# rational number

• March 21st 2010, 04:52 PM
elmo
rational number
prove $\sqrt{7}/^{3}\sqrt{15}$ is rational

• March 21st 2010, 06:03 PM
chiph588@
Quote:

Originally Posted by elmo
prove $\sqrt{7}/^{3}\sqrt{15}$ is rational

I'm assuming you mean irrational?
• March 21st 2010, 07:04 PM
chiph588@
Quote:

Originally Posted by elmo
prove $\sqrt{7}/^{3}\sqrt{15}$ is $\color{red}\text{ir}$ $\text{rational}$.

$a = \frac{\sqrt{7}}{\sqrt[3]{15}} = \sqrt[6]{\frac{7^3}{15^2}}$

Assume $a=\frac{p}{q}$, where $(p,q)=1$.

Then $a^6 = \frac{p^6}{q^6}$.
So $7^3\cdot q^6 = 15^2\cdot p^6$.

This means $7^3\mid p^6 \implies 7\mid p$ since $7$ is prime.
So $15^2\cdot p^6 =15^2\cdot (7k)^6 = 7^6\cdot 15^2\cdot k^6 = 7^3\cdot q^6\implies 7^3\cdot 15^2\cdot k^6 = q^6$.
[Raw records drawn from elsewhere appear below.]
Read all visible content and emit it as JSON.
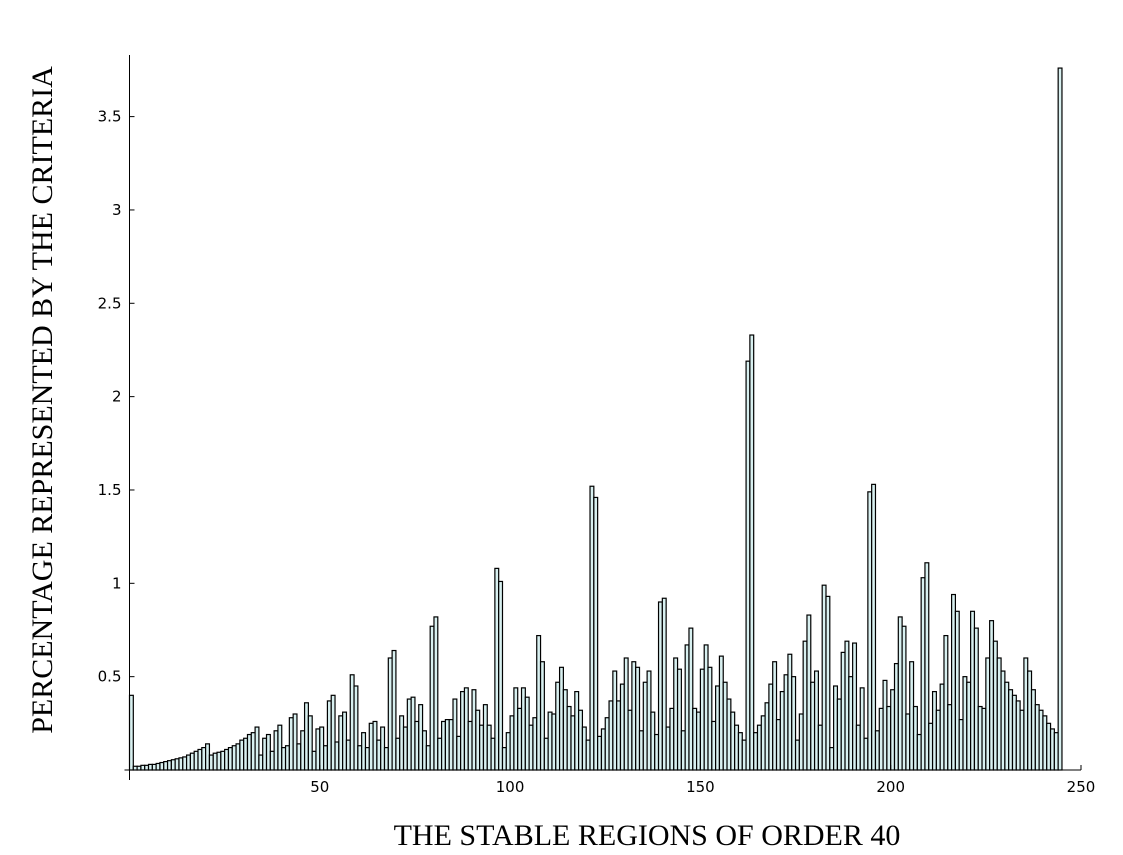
{
  "chart_data": {
    "type": "histogram",
    "xlabel": "THE STABLE REGIONS OF ORDER 40",
    "ylabel": "PERCENTAGE REPRESENTED BY THE CRITERIA",
    "color": "#d8f0f0",
    "edgecolor": "#000000",
    "xlim": [
      0,
      250
    ],
    "ylim": [
      0,
      3.83
    ],
    "xticks": [
      50,
      100,
      150,
      200,
      250
    ],
    "yticks": [
      0.5,
      1,
      1.5,
      2,
      2.5,
      3,
      3.5
    ],
    "bins": [
      0,
      1,
      2,
      3,
      4,
      5,
      6,
      7,
      8,
      9,
      10,
      11,
      12,
      13,
      14,
      15,
      16,
      17,
      18,
      19,
      20,
      21,
      22,
      23,
      24,
      25,
      26,
      27,
      28,
      29,
      30,
      31,
      32,
      33,
      34,
      35,
      36,
      37,
      38,
      39,
      40,
      41,
      42,
      43,
      44,
      45,
      46,
      47,
      48,
      49,
      50,
      51,
      52,
      53,
      54,
      55,
      56,
      57,
      58,
      59,
      60,
      61,
      62,
      63,
      64,
      65,
      66,
      67,
      68,
      69,
      70,
      71,
      72,
      73,
      74,
      75,
      76,
      77,
      78,
      79,
      80,
      81,
      82,
      83,
      84,
      85,
      86,
      87,
      88,
      89,
      90,
      91,
      92,
      93,
      94,
      95,
      96,
      97,
      98,
      99,
      100,
      101,
      102,
      103,
      104,
      105,
      106,
      107,
      108,
      109,
      110,
      111,
      112,
      113,
      114,
      115,
      116,
      117,
      118,
      119,
      120,
      121,
      122,
      123,
      124,
      125,
      126,
      127,
      128,
      129,
      130,
      131,
      132,
      133,
      134,
      135,
      136,
      137,
      138,
      139,
      140,
      141,
      142,
      143,
      144,
      145,
      146,
      147,
      148,
      149,
      150,
      151,
      152,
      153,
      154,
      155,
      156,
      157,
      158,
      159,
      160,
      161,
      162,
      163,
      164,
      165,
      166,
      167,
      168,
      169,
      170,
      171,
      172,
      173,
      174,
      175,
      176,
      177,
      178,
      179,
      180,
      181,
      182,
      183,
      184,
      185,
      186,
      187,
      188,
      189,
      190,
      191,
      192,
      193,
      194,
      195,
      196,
      197,
      198,
      199,
      200,
      201,
      202,
      203,
      204,
      205,
      206,
      207,
      208,
      209,
      210,
      211,
      212,
      213,
      214,
      215,
      216,
      217,
      218,
      219,
      220,
      221,
      222,
      223,
      224,
      225,
      226,
      227,
      228,
      229,
      230,
      231,
      232,
      233,
      234,
      235,
      236,
      237,
      238,
      239,
      240,
      241,
      242,
      243,
      244,
      245
    ],
    "values": [
      0.4,
      0.02,
      0.02,
      0.025,
      0.025,
      0.03,
      0.03,
      0.035,
      0.04,
      0.045,
      0.05,
      0.055,
      0.06,
      0.065,
      0.07,
      0.08,
      0.09,
      0.1,
      0.11,
      0.12,
      0.14,
      0.08,
      0.09,
      0.095,
      0.1,
      0.11,
      0.12,
      0.13,
      0.14,
      0.16,
      0.17,
      0.19,
      0.2,
      0.23,
      0.08,
      0.17,
      0.19,
      0.1,
      0.21,
      0.24,
      0.12,
      0.13,
      0.28,
      0.3,
      0.14,
      0.21,
      0.36,
      0.29,
      0.1,
      0.22,
      0.23,
      0.13,
      0.37,
      0.4,
      0.15,
      0.29,
      0.31,
      0.16,
      0.51,
      0.45,
      0.13,
      0.2,
      0.12,
      0.25,
      0.26,
      0.16,
      0.23,
      0.12,
      0.6,
      0.64,
      0.17,
      0.29,
      0.23,
      0.38,
      0.39,
      0.26,
      0.35,
      0.21,
      0.13,
      0.77,
      0.82,
      0.17,
      0.26,
      0.27,
      0.27,
      0.38,
      0.18,
      0.42,
      0.44,
      0.26,
      0.43,
      0.32,
      0.24,
      0.35,
      0.24,
      0.17,
      1.08,
      1.01,
      0.12,
      0.2,
      0.29,
      0.44,
      0.33,
      0.44,
      0.39,
      0.24,
      0.28,
      0.72,
      0.58,
      0.17,
      0.31,
      0.3,
      0.47,
      0.55,
      0.43,
      0.34,
      0.29,
      0.42,
      0.32,
      0.23,
      0.16,
      1.52,
      1.46,
      0.18,
      0.22,
      0.28,
      0.37,
      0.53,
      0.37,
      0.46,
      0.6,
      0.32,
      0.58,
      0.55,
      0.21,
      0.47,
      0.53,
      0.31,
      0.19,
      0.9,
      0.92,
      0.23,
      0.33,
      0.6,
      0.54,
      0.21,
      0.67,
      0.76,
      0.33,
      0.31,
      0.54,
      0.67,
      0.55,
      0.26,
      0.45,
      0.61,
      0.47,
      0.38,
      0.31,
      0.24,
      0.2,
      0.16,
      2.19,
      2.33,
      0.2,
      0.24,
      0.29,
      0.36,
      0.46,
      0.58,
      0.27,
      0.42,
      0.51,
      0.62,
      0.5,
      0.16,
      0.3,
      0.69,
      0.83,
      0.47,
      0.53,
      0.24,
      0.99,
      0.93,
      0.12,
      0.45,
      0.38,
      0.63,
      0.69,
      0.5,
      0.68,
      0.24,
      0.44,
      0.17,
      1.49,
      1.53,
      0.21,
      0.33,
      0.48,
      0.34,
      0.43,
      0.57,
      0.82,
      0.77,
      0.3,
      0.58,
      0.34,
      0.19,
      1.03,
      1.11,
      0.25,
      0.42,
      0.32,
      0.46,
      0.72,
      0.35,
      0.94,
      0.85,
      0.27,
      0.5,
      0.47,
      0.85,
      0.76,
      0.34,
      0.33,
      0.6,
      0.8,
      0.69,
      0.6,
      0.53,
      0.47,
      0.43,
      0.4,
      0.37,
      0.32,
      0.6,
      0.53,
      0.43,
      0.35,
      0.32,
      0.29,
      0.25,
      0.22,
      0.2,
      3.76
    ]
  }
}
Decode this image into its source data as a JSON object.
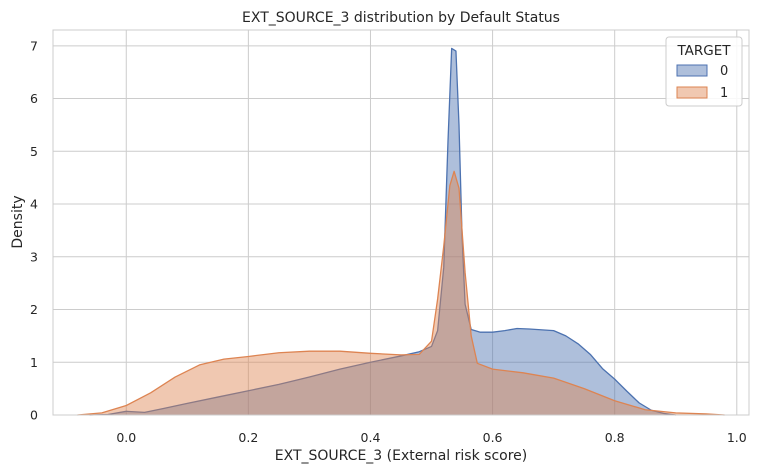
{
  "chart_data": {
    "type": "area",
    "title": "EXT_SOURCE_3 distribution by Default Status",
    "xlabel": "EXT_SOURCE_3 (External risk score)",
    "ylabel": "Density",
    "xlim": [
      -0.12,
      1.02
    ],
    "ylim": [
      0,
      7.3
    ],
    "xticks": [
      0.0,
      0.2,
      0.4,
      0.6,
      0.8,
      1.0
    ],
    "xtick_labels": [
      "0.0",
      "0.2",
      "0.4",
      "0.6",
      "0.8",
      "1.0"
    ],
    "yticks": [
      0,
      1,
      2,
      3,
      4,
      5,
      6,
      7
    ],
    "ytick_labels": [
      "0",
      "1",
      "2",
      "3",
      "4",
      "5",
      "6",
      "7"
    ],
    "grid": true,
    "legend": {
      "title": "TARGET",
      "position": "top-right"
    },
    "series": [
      {
        "name": "0",
        "color": "#4c72b0",
        "fill_opacity": 0.45,
        "points": [
          [
            -0.06,
            0
          ],
          [
            -0.03,
            0.01
          ],
          [
            0.0,
            0.07
          ],
          [
            0.03,
            0.05
          ],
          [
            0.06,
            0.12
          ],
          [
            0.1,
            0.22
          ],
          [
            0.15,
            0.34
          ],
          [
            0.2,
            0.46
          ],
          [
            0.25,
            0.58
          ],
          [
            0.3,
            0.72
          ],
          [
            0.35,
            0.87
          ],
          [
            0.4,
            1.0
          ],
          [
            0.45,
            1.12
          ],
          [
            0.48,
            1.2
          ],
          [
            0.5,
            1.3
          ],
          [
            0.51,
            1.6
          ],
          [
            0.52,
            2.8
          ],
          [
            0.527,
            5.2
          ],
          [
            0.533,
            6.95
          ],
          [
            0.54,
            6.9
          ],
          [
            0.545,
            5.5
          ],
          [
            0.55,
            3.4
          ],
          [
            0.555,
            2.1
          ],
          [
            0.565,
            1.62
          ],
          [
            0.58,
            1.57
          ],
          [
            0.6,
            1.57
          ],
          [
            0.62,
            1.6
          ],
          [
            0.64,
            1.64
          ],
          [
            0.66,
            1.63
          ],
          [
            0.7,
            1.6
          ],
          [
            0.72,
            1.5
          ],
          [
            0.74,
            1.35
          ],
          [
            0.76,
            1.15
          ],
          [
            0.78,
            0.88
          ],
          [
            0.8,
            0.68
          ],
          [
            0.82,
            0.45
          ],
          [
            0.84,
            0.23
          ],
          [
            0.86,
            0.09
          ],
          [
            0.88,
            0.03
          ],
          [
            0.9,
            0
          ]
        ]
      },
      {
        "name": "1",
        "color": "#dd8452",
        "fill_opacity": 0.45,
        "points": [
          [
            -0.08,
            0
          ],
          [
            -0.04,
            0.04
          ],
          [
            0.0,
            0.18
          ],
          [
            0.04,
            0.42
          ],
          [
            0.08,
            0.72
          ],
          [
            0.12,
            0.95
          ],
          [
            0.16,
            1.06
          ],
          [
            0.2,
            1.11
          ],
          [
            0.25,
            1.18
          ],
          [
            0.3,
            1.21
          ],
          [
            0.35,
            1.21
          ],
          [
            0.4,
            1.17
          ],
          [
            0.45,
            1.14
          ],
          [
            0.48,
            1.15
          ],
          [
            0.5,
            1.4
          ],
          [
            0.51,
            2.2
          ],
          [
            0.52,
            3.2
          ],
          [
            0.53,
            4.35
          ],
          [
            0.537,
            4.62
          ],
          [
            0.545,
            4.3
          ],
          [
            0.555,
            2.7
          ],
          [
            0.565,
            1.5
          ],
          [
            0.575,
            0.98
          ],
          [
            0.6,
            0.87
          ],
          [
            0.65,
            0.8
          ],
          [
            0.7,
            0.7
          ],
          [
            0.75,
            0.5
          ],
          [
            0.8,
            0.27
          ],
          [
            0.85,
            0.1
          ],
          [
            0.9,
            0.04
          ],
          [
            0.95,
            0.02
          ],
          [
            0.98,
            0
          ]
        ]
      }
    ]
  }
}
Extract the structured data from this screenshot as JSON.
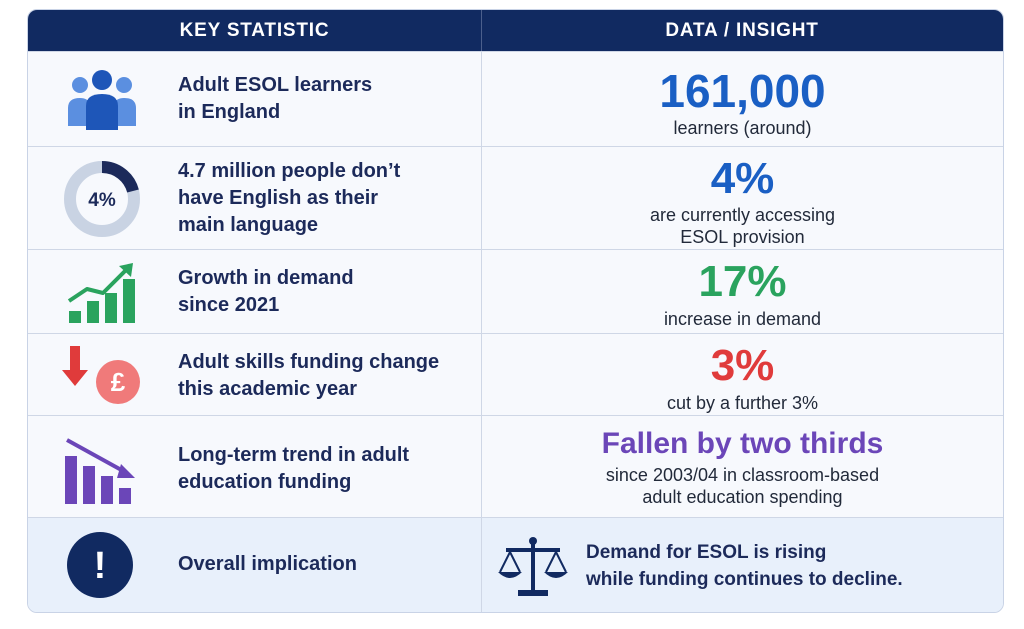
{
  "header": {
    "left": "KEY STATISTIC",
    "right": "DATA / INSIGHT"
  },
  "rows": [
    {
      "icon": "people-icon",
      "label_lines": [
        "Adult ESOL learners",
        "in England"
      ],
      "value": "161,000",
      "value_color": "#1a5fc4",
      "desc_lines": [
        "learners (around)"
      ]
    },
    {
      "icon": "donut-chart-icon",
      "icon_text": "4%",
      "icon_fraction": 0.04,
      "label_lines": [
        "4.7 million people don’t",
        "have English as their",
        "main language"
      ],
      "value": "4%",
      "value_color": "#1a5fc4",
      "desc_lines": [
        "are currently accessing",
        "ESOL provision"
      ]
    },
    {
      "icon": "growth-chart-icon",
      "label_lines": [
        "Growth in demand",
        "since 2021"
      ],
      "value": "17%",
      "value_color": "#2aa35e",
      "desc_lines": [
        "increase in demand"
      ]
    },
    {
      "icon": "funding-cut-icon",
      "icon_text": "£",
      "label_lines": [
        "Adult skills funding change",
        "this academic year"
      ],
      "value": "3%",
      "value_color": "#e03b3b",
      "desc_lines": [
        "cut by a further 3%"
      ]
    },
    {
      "icon": "declining-bars-icon",
      "label_lines": [
        "Long-term trend in adult",
        "education funding"
      ],
      "value": "Fallen by two thirds",
      "value_color": "#6b46b8",
      "desc_lines": [
        "since 2003/04 in classroom-based",
        "adult education spending"
      ]
    },
    {
      "icon": "exclamation-icon",
      "icon_text": "!",
      "label_lines": [
        "Overall implication"
      ],
      "value_icon": "scales-icon",
      "desc_lines": [
        "Demand for ESOL is rising",
        "while funding continues to decline."
      ]
    }
  ],
  "colors": {
    "header_bg": "#112a61",
    "navy": "#1c2a5a",
    "blue": "#1a5fc4",
    "green": "#2aa35e",
    "red": "#e03b3b",
    "purple": "#6b46b8"
  }
}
Therefore $7 \mid q$ for the same reasons as above.
But this means $7\mid (p,q)$ which is a contradiction since we were under the assumption that $(p,q)=1$.

Therefore $\frac{\sqrt{7}}{\sqrt[3]{15}}$ is irrational.